Par Elsa Girard-Basset | Journaliste web
À plus de 60 ans, Frédéric Beigbeder continue de faire entendre sa voix dans le débat public. L’auteur, régulièrement sous les projecteurs pour ses prises de position, ne mâche pas ses mots lorsqu’il s’agit de dénoncer certains travers qu’il juge profondément ancrés dans la société française. Parmi ses cibles récurrentes, un sujet sensible : le rapport à l’argent, qu’il estime entouré d’une forme d’hypocrisie persistante.
Figure à part dans le paysage littéraire français, Frédéric Beigbeder s’est imposé au fil des années comme un observateur critique de son époque, mêlant provocation et analyse désabusée. Fondateur du Prix de Flore, l’écrivain n’a jamais hésité à bousculer les codes de son milieu. Deux ans plus tôt, dans un entretien accordé à L’Obs, il dressait un constat sans détour sur la situation financière des auteurs, évoquant notamment la baisse de ses revenus et le poids des charges héritées de ses années les plus prospères. Il expliquait alors :
« Désolé mais j’ai besoin de pognon. Je n’ai pas peur de le dire, j’ai beaucoup vendu de livres dans les années 2000, un petit peu moins dans les années 2010, aujourd’hui ça marche correctement mais ce n’est plus ce que c’était. Ma carrière de cinéaste est au point mort. Ce ne serait pas un problème si on ne me réclamait pas maintenant les impôts de ma période faste. »

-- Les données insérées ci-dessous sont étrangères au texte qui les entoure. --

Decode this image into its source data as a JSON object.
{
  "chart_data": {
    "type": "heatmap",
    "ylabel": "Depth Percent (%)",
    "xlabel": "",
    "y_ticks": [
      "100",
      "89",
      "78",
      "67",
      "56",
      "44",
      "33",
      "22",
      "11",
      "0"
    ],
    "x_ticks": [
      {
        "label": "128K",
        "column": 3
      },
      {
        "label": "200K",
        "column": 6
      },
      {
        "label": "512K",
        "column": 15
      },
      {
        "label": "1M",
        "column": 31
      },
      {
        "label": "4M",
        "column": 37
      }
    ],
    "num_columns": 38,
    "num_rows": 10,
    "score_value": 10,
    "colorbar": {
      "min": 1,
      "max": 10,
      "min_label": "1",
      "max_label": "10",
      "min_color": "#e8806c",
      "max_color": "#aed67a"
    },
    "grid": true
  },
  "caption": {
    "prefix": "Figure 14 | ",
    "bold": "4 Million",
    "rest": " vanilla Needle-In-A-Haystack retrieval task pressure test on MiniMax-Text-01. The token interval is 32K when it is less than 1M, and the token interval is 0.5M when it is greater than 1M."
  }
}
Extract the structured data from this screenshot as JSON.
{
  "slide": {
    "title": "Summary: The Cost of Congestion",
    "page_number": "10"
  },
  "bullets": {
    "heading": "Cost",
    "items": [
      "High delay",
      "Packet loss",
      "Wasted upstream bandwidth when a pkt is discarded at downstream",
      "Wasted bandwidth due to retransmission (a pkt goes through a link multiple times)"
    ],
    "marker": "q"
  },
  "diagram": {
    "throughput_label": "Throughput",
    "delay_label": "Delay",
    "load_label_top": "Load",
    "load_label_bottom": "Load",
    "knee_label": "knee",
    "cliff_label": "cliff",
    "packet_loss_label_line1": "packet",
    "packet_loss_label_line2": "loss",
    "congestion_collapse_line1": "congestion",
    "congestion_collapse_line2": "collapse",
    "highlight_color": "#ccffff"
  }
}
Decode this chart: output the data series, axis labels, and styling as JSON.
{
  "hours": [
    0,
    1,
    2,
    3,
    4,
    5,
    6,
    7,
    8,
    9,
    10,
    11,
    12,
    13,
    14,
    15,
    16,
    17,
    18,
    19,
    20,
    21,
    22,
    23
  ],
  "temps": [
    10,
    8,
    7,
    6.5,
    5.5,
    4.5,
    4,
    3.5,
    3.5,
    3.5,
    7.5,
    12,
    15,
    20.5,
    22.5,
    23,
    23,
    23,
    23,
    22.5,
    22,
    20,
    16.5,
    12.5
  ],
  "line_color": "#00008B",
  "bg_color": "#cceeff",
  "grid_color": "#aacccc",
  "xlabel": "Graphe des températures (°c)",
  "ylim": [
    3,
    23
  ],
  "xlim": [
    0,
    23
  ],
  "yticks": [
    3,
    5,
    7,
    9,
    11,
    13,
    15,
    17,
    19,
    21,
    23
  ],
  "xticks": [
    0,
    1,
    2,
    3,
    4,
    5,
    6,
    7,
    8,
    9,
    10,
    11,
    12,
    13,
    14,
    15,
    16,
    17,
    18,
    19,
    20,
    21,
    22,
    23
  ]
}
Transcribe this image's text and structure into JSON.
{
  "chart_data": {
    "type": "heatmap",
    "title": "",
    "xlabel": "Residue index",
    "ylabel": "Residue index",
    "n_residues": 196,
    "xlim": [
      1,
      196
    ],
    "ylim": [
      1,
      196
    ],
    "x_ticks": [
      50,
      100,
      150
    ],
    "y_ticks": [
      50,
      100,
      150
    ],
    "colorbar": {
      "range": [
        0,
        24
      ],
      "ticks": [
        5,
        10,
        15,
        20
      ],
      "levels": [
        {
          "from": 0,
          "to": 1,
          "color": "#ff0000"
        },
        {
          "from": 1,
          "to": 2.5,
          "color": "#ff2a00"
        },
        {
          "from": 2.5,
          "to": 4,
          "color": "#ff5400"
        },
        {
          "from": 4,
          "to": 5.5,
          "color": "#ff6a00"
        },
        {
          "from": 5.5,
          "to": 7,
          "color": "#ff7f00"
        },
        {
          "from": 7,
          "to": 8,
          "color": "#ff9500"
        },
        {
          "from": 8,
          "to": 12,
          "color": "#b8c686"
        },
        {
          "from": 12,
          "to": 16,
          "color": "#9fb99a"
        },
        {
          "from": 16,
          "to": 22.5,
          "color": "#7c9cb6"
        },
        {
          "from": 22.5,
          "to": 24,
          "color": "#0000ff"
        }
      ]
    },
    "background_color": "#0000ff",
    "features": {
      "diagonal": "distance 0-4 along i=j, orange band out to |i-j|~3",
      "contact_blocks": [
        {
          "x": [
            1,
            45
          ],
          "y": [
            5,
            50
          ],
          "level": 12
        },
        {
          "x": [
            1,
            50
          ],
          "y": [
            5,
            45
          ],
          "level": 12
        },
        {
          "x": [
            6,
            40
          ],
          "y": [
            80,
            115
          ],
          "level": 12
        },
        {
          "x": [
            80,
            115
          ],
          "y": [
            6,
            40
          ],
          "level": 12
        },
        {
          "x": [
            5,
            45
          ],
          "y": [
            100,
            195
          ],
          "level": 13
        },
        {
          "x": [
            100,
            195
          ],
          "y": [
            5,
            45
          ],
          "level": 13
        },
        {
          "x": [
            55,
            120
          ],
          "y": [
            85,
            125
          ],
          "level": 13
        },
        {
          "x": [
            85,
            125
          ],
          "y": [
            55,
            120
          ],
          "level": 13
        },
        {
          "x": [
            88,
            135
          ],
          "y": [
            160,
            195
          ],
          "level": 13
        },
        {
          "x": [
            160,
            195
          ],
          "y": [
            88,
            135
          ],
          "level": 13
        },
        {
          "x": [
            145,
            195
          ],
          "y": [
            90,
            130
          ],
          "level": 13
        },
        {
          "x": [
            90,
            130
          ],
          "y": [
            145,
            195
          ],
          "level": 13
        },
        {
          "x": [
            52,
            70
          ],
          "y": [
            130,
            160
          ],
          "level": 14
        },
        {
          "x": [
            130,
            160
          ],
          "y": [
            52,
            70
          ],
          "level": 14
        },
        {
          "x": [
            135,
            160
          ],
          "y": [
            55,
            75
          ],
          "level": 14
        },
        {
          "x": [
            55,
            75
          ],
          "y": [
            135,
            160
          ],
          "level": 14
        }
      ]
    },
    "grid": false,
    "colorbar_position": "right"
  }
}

Au-delà de sa situation personnelle, l’auteur de 99 francs pointait un malaise plus global dans le monde littéraire français. Selon lui, parler d’argent reste tabou, comme si reconnaître une réalité économique venait entacher la dimension artistique du métier. Dans ce même entretien, il décrivait un quotidien bien éloigné des clichés glamour associés aux écrivains :
« Il y a une chose dont on ne parle jamais parce que c’est un sujet tabou, c’est que les écrivains ont besoin d’argent. Après des années de lutte, on a obtenu d’être payé pour se rendre dans les Salons du Livre, les festivals, les colloques, des foires littéraires, pour dédicacer nos ouvrages et faire des conférences. Mais on reçoit 150 ou 200 euros en échange. »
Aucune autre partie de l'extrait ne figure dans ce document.